Yuzuru negó y bajó su mano a la espalda de Dalia, inclinándose ligeramente para susurrarle:

— Qué bonita estás hoy, Dal-chan.

Dalia lo miró sin palabras, atrapada por sorpresa, y Yuzuru se giró y le sonrió a la cámara con inocencia.

— ¡Yuzuru!

Las cámaras de los patinadores no se detenían, por lo que se les había vuelto rutina posar, a veces ridículamente, para distintos lentes a los largo de la práctica y tras bastidores durante los shows. Más tarde, el par de tortolitos se volvían la carnada perfecta para las charlas, pues no había quien no tuviese en su poder al menos una foto de ellos para tomarles el pelo.

— Ah, amor joven— suspiró Nobunari Oda, riéndose de su amigo mientras le mostraba su "cara de tonto cada vez que Dalia realizaba el más mínimo movimiento sobre la pista"—. Cuida a este niño, por favor. Lo necesita, y ya estamos todos cansados— Yuzuru le dio un codazo, gruñendo ante la broma.

En la pista, de vez en cuanto alguien los pillaba tonteando y no podían evitarlo: se les escapaba una risilla o conseguían inmortalizar lo bien que calzaban en pequeños vídeos que la propia Dalia luego recopilaba a espaldas del japonés – para fangirlear rato después en su habitación de hotel, como si no hubiese fuerza que le hiciese creer que ella era quién lograba sacarle risas y despeinar el flequillo de Yuzuru.

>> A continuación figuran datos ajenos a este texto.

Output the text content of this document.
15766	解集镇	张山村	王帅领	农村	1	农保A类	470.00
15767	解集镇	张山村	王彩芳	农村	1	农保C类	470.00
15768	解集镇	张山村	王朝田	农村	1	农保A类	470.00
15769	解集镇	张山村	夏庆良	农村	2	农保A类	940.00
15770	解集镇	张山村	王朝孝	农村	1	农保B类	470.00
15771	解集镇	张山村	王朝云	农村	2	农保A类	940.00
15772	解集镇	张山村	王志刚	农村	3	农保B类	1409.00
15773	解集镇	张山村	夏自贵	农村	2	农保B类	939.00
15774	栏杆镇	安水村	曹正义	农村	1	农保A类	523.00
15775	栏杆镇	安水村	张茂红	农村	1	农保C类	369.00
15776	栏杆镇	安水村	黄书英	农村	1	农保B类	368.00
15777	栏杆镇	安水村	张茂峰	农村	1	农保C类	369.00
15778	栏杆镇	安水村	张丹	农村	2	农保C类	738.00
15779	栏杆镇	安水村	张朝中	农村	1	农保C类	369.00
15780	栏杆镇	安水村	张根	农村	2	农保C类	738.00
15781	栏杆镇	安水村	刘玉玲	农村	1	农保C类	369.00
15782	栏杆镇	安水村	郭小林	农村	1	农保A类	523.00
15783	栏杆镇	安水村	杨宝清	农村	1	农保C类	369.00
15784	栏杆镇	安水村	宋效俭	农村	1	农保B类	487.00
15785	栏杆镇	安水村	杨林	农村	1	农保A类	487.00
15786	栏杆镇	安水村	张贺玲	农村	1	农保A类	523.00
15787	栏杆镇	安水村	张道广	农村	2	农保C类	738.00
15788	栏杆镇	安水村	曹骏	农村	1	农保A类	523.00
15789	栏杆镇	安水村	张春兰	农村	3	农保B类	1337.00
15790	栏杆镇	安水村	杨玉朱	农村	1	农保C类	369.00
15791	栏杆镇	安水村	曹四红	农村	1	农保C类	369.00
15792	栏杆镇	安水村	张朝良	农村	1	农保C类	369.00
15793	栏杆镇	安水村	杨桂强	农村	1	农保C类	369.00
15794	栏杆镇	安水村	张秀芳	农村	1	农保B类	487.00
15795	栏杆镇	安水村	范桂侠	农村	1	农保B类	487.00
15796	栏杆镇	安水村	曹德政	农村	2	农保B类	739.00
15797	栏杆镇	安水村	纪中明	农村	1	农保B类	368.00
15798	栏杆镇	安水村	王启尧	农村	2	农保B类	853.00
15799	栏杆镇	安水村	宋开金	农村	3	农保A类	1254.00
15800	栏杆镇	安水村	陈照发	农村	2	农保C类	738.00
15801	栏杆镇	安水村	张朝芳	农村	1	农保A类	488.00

Esa noche, el público se sorprendió cuando las luces se apagaron y en el piano un rubio vestido completamente de negro rozó con cariño un par de teclas antes de entonar una pieza que llenó el lugar de magia y lo convirtió en la Ópera del Fantasma. Un respiro general se escuchó cuando una única luz concentró la atención en una joven vestida de blanco en el centro de la pista.